What hardware do you use for Nextcloud?
I’m willing to finally get my own cloud using #Nextcloud but I have zero clue about which hardware I should choose for home storage. It would be used for domestic stuff, such as photos, music, movies and files, for the whole family, not necessarily for work
I just bought a used Intel N100 mini pc with 16gb RAM and 2tb SSD for a little more than I would have paid for a Raspberry Pi 5 setup. It doesn’t draw much more power than a RPi, and I’m not limited to what’s available for ARM if I want to expand the install at some point.
@fdrc_ff @selfhosted
We have a Raspberry Pi 4, and its performance is totally sufficient for photo uploads, file sync, contacts, calendar, cookbook, notes, … Don’t use just the SD card, though, but an SSD.Did you do the nextcloudpi install?

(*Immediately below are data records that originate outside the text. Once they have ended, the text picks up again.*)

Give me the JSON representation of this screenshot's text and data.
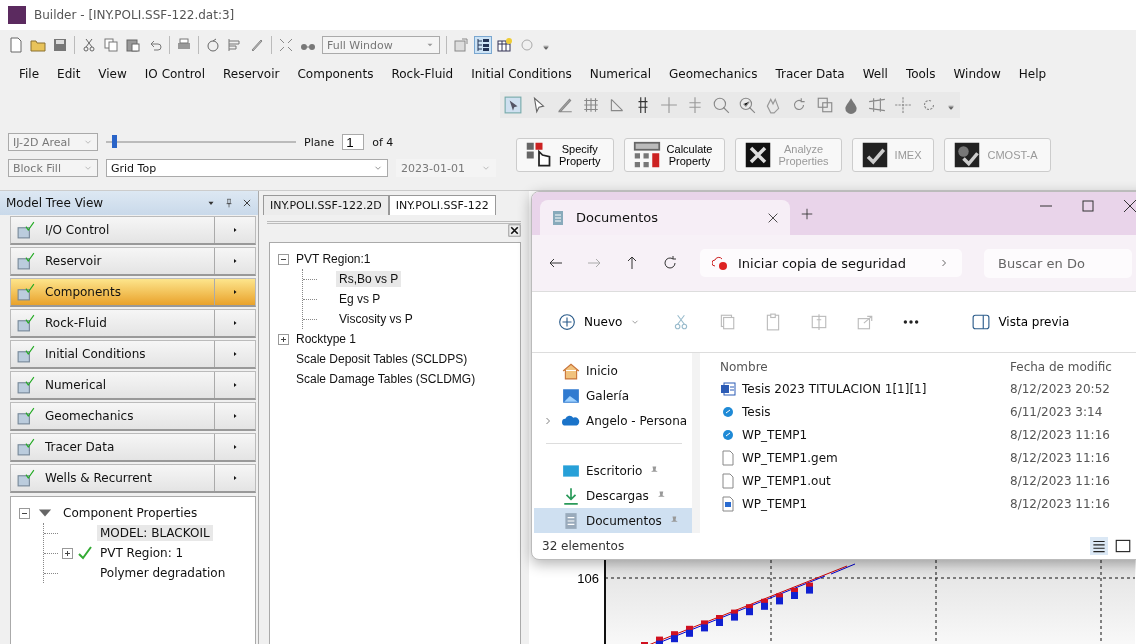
{
  "window": {
    "title": "Builder - [INY.POLI.SSF-122.dat:3]"
  },
  "toolbar": {
    "view_dropdown": "Full Window"
  },
  "menu": [
    "File",
    "Edit",
    "View",
    "IO Control",
    "Reservoir",
    "Components",
    "Rock-Fluid",
    "Initial Conditions",
    "Numerical",
    "Geomechanics",
    "Tracer Data",
    "Well",
    "Tools",
    "Window",
    "Help"
  ],
  "property_bar": {
    "view_mode": "IJ-2D Areal",
    "plane_label": "Plane",
    "plane": "1",
    "plane_of": "of 4",
    "level": 0.03,
    "display": "Block Fill",
    "property": "Grid Top",
    "date": "2023-01-01"
  },
  "action_buttons": [
    {
      "lines": [
        "Specify",
        "Property"
      ],
      "disabled": false,
      "kind": "specify"
    },
    {
      "lines": [
        "Calculate",
        "Property"
      ],
      "disabled": false,
      "kind": "calculate"
    },
    {
      "lines": [
        "Analyze",
        "Properties"
      ],
      "disabled": true,
      "kind": "analyze"
    },
    {
      "lines": [
        "IMEX"
      ],
      "disabled": true,
      "kind": "imex"
    },
    {
      "lines": [
        "CMOST-A"
      ],
      "disabled": true,
      "kind": "cmost"
    }
  ],
  "model_tree": {
    "title": "Model Tree View",
    "sections": [
      {
        "label": "I/O Control",
        "selected": false
      },
      {
        "label": "Reservoir",
        "selected": false
      },
      {
        "label": "Components",
        "selected": true
      },
      {
        "label": "Rock-Fluid",
        "selected": false
      },
      {
        "label": "Initial Conditions",
        "selected": false
      },
      {
        "label": "Numerical",
        "selected": false
      },
      {
        "label": "Geomechanics",
        "selected": false
      },
      {
        "label": "Tracer Data",
        "selected": false
      },
      {
        "label": "Wells & Recurrent",
        "selected": false
      }
    ],
    "tree": [
      {
        "label": "Component Properties",
        "expanded": true,
        "selected": false,
        "checked": false,
        "children": [
          {
            "label": "MODEL: BLACKOIL",
            "selected": true,
            "checked": false
          },
          {
            "label": "PVT Region: 1",
            "expanded": false,
            "selected": false,
            "checked": true
          },
          {
            "label": "Polymer degradation",
            "selected": false,
            "checked": false
          }
        ]
      }
    ]
  },
  "editor": {
    "tabs": [
      {
        "label": "INY.POLI.SSF-122.2D",
        "selected": false
      },
      {
        "label": "INY.POLI.SSF-122",
        "selected": true
      }
    ],
    "tree": [
      {
        "label": "PVT Region:1",
        "expanded": true,
        "selected": false,
        "children": [
          {
            "label": "Rs,Bo vs P",
            "selected": true
          },
          {
            "label": "Eg vs P",
            "selected": false
          },
          {
            "label": "Viscosity vs P",
            "selected": false
          }
        ]
      },
      {
        "label": "Rocktype  1",
        "expanded": false,
        "selected": false
      },
      {
        "label": "Scale Deposit Tables (SCLDPS)",
        "selected": false
      },
      {
        "label": "Scale Damage Tables (SCLDMG)",
        "selected": false
      }
    ]
  },
  "plot": {
    "y_tick": "106"
  },
  "explorer": {
    "tab": "Documentos",
    "breadcrumb": "Iniciar copia de seguridad",
    "search_placeholder": "Buscar en Do",
    "new_button": "Nuevo",
    "preview_button": "Vista previa",
    "nav": [
      {
        "label": "Inicio",
        "kind": "home",
        "selected": false,
        "pinned": false
      },
      {
        "label": "Galería",
        "kind": "gallery",
        "selected": false,
        "pinned": false
      },
      {
        "label": "Angelo - Persona",
        "kind": "cloud",
        "selected": false,
        "pinned": false,
        "expanded": false
      },
      {
        "label": "Escritorio",
        "kind": "desktop",
        "selected": false,
        "pinned": true
      },
      {
        "label": "Descargas",
        "kind": "download",
        "selected": false,
        "pinned": true
      },
      {
        "label": "Documentos",
        "kind": "documents",
        "selected": true,
        "pinned": true
      }
    ],
    "columns": [
      "Nombre",
      "Fecha de modific"
    ],
    "files": [
      {
        "name": "Tesis 2023 TITULACION 1[1][1]",
        "date": "8/12/2023 20:52",
        "kind": "word"
      },
      {
        "name": "Tesis",
        "date": "6/11/2023 3:14",
        "kind": "synced"
      },
      {
        "name": "WP_TEMP1",
        "date": "8/12/2023 11:16",
        "kind": "synced"
      },
      {
        "name": "WP_TEMP1.gem",
        "date": "8/12/2023 11:16",
        "kind": "blank"
      },
      {
        "name": "WP_TEMP1.out",
        "date": "8/12/2023 11:16",
        "kind": "blank"
      },
      {
        "name": "WP_TEMP1",
        "date": "8/12/2023 11:16",
        "kind": "linked"
      }
    ],
    "status": "32 elementos"
  }
}
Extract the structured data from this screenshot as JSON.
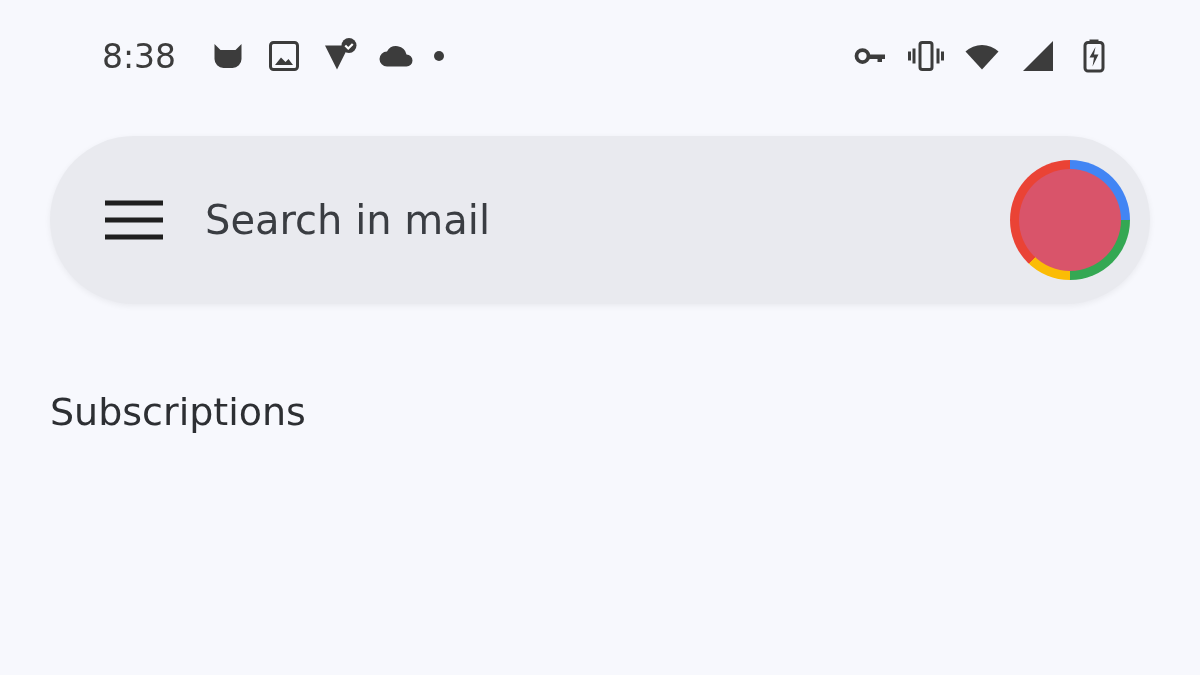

Cant answer for them, but if you use dietpi they have use the debian package set up with scripts to pull dependencies like a webserver and database automatically. It was very painless in my experience.
I used a RaspberryPi 4B for about 3 years. I connected storage over USB-3 to a pair of SATA SSDs. It handled everything pretty much flawlessly for two users and half a dozen devices. We even had multiple users on Plex. dietpi was brilliant for my first home server :).
Initial uploads may be slow depending on your storage layout but in my experience the requirements are super low.
You need this for your family, and not hundreds of people? No crazy, outlandish usage requirements?
Then basically any PC will do.
My Nextcloud journey went from a Raspberry Pi 2B with a single USB HDD over a Pi 3B to a QNAP 2bay NAS on RAID 1 with a proper backup strategy including daily encrypted cloud backup. Having come to rely on the setup much more than when I was starting out playing with it years ago, I sleep much easier now. That said, I never lost any data, even on very questionable hardware without any redundancy whatsoever.
I’ve got a small Enterprise customer running on a Dell r710, 2gb ram to the slightly custom docker image for nc, 4gb+ for the woods sit, the other 14gb to KVM to run a windows application.
In my case, I have Nextcloud on an Ubuntu server, on an old laptop from 2008. With an Atom processor 1GHz, 1 GB of RAM and 500 GB of HDD.
I have a raspberry pi 4 with
- A Uninterrupted Power Supply
- External powered HDD for the data drive
Nextcloud was too high fallutin for me. I share a zfs pool with proxmox’s file server appliance.
Which file server appliance is that?
My NAS, which is my old PC. Ryzen 1700 w/16 GB of RAM, which is way overkill (just need like 2 cores and 4GB RAM or so).
Hardware isn’t particularly important, NC isn’t all that heavy. If you’re using Collabora or OnlyOffice or something, you may need to care a bit. Use what you have, and upgrade when you run into issues.
That said, I’m considering switching to Seafile because it can apparently do Collabora now. I don’t use any of the NC features, I just want a Google Docs replacement.
I have used it on old underpowered computers happily for years. There’s just no need for anything with high specs.
before you take the jump, consider a way lighter and easier alternative - syncthing (files) and radicale (calendar, contacts). dependable, bullet-proof, super-lightweight, zero issues - everything nextcloud isn’t.
I was the happiest when I finally booted nextcloud off my network, never to return.
I do regularly have issues with radicale, for years now. One is that it does not work properly after boot. I have to SSH in, kill the radicale process, and restart it.
docker?
No docker. Plain executable.
i5 9th gen. 8 Seagate Ironwolf in a RaidZ2. 64GB ECC Ram. Software: TrueNAS.
I’m currently using an i5 9500 and it runs good here too.
Note for OP though: If you don’t need/want transcoding it’d be way cheaper to get an equivalent AMD CPU just because motherboards are hilariously expensive for an obsolete platform.
Really, anything works. I use a decade old desktop that in it’s prime was used for MS Office and emails, so if that thing runs smoothly, I think anything will.
My home server is a refurbished HP t630 thin client with 8 gb of ram and a 1tb SSD. I’m running various services, Nextcloud-AIO being one of them. I bought it for € 35 plus the SSD and a 4 gb ram extension. I definitely do recommend used hardware as it is usually cheaper, more powerful and more environmentally friendly than buying something new. Wouldn’t trust a used SSD though.